Methodologies for Complex Reliability Analysis, 18-9240Printer Friendly Version
Inclusive Dates: 01/08/01 - 06/20/01
Background - Numerical simulation is now routinely used to predict the behavior and response of complex systems as a means of reducing testing. Because structural performance is directly affected by uncertainties associated with models, physical parameters, and loadings, the development and application of probabilistic analysis methods suitable for use with complex numerical models are needed. The cornerstone of efficient probabilistic analysis methods is locating the most probable point (MPP) with minimal function evaluations. Many optimization algorithms are available for locating the MPP including some developed specifically for probabilistic analysis such as the Rackwitz-Feissler (RF) algorithm. However, locating the MPP may be difficult or impossible in certain situations, and no optimization algorithm is guaranteed to converge due to such factors as highly nonlinear or discontinuous response functions or multiple MPPs. The difficulty in assuring a correct solution is a recurring discussion in the probabilistic mechanics community and is viewed as requiring experts in the field to perform the analysis. Therefore, improved MPP search algorithms and error detection techniques are required for this technology to be accepted in the engineering community.
Approach - The approach for this effort was to determine the root cause of failure for traditional probabilistic analysis methods when solving a suite of benchmark test problems proposed by the Society of Automotive Engineers (SAE) G-11 Probabilistic Methods Committee and identify algorithms and analysis procedures that can correctly solve these problems.

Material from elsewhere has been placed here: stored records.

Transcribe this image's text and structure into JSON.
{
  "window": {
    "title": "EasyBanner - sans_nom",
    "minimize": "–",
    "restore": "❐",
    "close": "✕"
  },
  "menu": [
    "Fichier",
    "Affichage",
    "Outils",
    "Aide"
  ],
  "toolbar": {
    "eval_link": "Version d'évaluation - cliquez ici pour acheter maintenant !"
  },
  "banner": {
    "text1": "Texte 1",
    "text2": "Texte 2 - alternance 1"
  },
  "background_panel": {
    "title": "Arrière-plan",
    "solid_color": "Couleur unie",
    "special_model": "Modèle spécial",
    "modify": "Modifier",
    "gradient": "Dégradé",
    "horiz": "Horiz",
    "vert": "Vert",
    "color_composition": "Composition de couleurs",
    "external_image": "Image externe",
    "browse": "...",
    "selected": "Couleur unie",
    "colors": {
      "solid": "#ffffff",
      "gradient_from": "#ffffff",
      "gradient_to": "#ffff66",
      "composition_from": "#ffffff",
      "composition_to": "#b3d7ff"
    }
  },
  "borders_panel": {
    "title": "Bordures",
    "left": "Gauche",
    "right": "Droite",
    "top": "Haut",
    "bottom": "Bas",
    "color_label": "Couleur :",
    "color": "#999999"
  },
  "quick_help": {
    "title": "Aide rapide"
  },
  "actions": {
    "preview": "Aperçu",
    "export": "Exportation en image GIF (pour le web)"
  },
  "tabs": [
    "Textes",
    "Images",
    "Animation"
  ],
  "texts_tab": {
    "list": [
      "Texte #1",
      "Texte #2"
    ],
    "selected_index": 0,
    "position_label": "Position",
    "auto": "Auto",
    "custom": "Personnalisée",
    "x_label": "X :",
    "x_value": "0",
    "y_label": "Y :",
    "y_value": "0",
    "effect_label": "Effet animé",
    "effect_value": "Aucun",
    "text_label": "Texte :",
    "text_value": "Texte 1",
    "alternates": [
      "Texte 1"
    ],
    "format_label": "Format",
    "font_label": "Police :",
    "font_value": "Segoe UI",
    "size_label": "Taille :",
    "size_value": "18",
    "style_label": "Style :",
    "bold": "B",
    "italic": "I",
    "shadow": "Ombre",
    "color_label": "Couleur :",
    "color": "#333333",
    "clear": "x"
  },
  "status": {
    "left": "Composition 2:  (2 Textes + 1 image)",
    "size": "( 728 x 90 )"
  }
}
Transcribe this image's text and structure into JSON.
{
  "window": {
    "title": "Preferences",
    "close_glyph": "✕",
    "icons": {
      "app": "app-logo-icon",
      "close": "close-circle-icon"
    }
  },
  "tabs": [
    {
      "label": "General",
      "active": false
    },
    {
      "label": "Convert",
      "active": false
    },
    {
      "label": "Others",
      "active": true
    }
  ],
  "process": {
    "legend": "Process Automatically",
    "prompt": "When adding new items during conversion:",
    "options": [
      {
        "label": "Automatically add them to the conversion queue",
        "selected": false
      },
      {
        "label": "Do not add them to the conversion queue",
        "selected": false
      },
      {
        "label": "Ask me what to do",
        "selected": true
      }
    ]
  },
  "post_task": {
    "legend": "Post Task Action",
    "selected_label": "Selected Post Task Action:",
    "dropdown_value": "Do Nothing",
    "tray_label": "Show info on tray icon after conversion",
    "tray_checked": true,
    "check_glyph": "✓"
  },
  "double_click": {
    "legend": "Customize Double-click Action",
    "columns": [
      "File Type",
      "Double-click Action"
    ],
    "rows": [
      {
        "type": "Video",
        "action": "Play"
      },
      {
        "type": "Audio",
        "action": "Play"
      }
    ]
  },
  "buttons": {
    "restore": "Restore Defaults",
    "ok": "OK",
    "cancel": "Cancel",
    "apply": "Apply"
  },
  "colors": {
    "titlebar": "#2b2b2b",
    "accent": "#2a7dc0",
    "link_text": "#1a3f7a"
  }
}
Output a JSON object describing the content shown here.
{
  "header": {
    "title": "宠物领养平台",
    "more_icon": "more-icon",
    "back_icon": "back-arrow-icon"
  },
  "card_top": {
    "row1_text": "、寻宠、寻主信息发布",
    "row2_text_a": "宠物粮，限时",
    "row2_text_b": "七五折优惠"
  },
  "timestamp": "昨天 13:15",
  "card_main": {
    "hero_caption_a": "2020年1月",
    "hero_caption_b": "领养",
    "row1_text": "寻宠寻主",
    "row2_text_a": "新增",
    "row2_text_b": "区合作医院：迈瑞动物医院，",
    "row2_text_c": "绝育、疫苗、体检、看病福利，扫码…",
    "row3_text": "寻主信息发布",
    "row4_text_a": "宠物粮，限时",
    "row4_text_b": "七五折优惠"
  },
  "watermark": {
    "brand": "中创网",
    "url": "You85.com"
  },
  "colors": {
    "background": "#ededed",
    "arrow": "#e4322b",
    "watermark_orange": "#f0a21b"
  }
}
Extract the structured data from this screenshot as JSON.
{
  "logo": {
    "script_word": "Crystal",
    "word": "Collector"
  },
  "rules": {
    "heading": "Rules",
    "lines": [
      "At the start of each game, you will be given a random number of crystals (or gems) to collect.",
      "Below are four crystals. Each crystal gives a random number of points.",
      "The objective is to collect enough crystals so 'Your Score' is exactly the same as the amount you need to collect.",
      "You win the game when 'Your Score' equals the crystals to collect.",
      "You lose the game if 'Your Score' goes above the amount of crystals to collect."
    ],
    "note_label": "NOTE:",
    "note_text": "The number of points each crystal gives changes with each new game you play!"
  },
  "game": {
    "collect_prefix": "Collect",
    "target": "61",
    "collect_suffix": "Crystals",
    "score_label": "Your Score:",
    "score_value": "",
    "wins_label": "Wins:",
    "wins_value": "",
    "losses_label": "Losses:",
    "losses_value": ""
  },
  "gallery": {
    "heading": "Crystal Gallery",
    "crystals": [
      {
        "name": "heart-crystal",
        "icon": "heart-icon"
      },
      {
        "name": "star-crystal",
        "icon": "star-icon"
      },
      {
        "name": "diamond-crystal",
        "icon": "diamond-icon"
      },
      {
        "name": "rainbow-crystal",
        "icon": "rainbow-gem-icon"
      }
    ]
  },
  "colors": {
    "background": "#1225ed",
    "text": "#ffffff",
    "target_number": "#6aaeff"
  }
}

Accomplishments - A tool was developed to visualize the limit state in the transformed space to reveal the nonlinearity and possible existence of multiple MPPs. The visualization tool identified the cause of failure for the SAE test cases and led to the implementation of several improved MPP convergence checks to indicate nonconvergence. Several robust optimization algorithms were implemented to locate the MPP if and when the RF method failed. These methods were able to solve all the SAE test cases except for those containing multiple MPPs. A sampling-based procedure was developed to approximate the MPPs when all other optimization approaches failed. The proposed sampling approach avoids many of the problems encountered by optimization methods, is able to identify multiple MPPs, and is very fast since the sampling operates on an approximate analytical function. Finally, a system reliability approach was applied to compute the probability of failure for cases with multiple MPPs.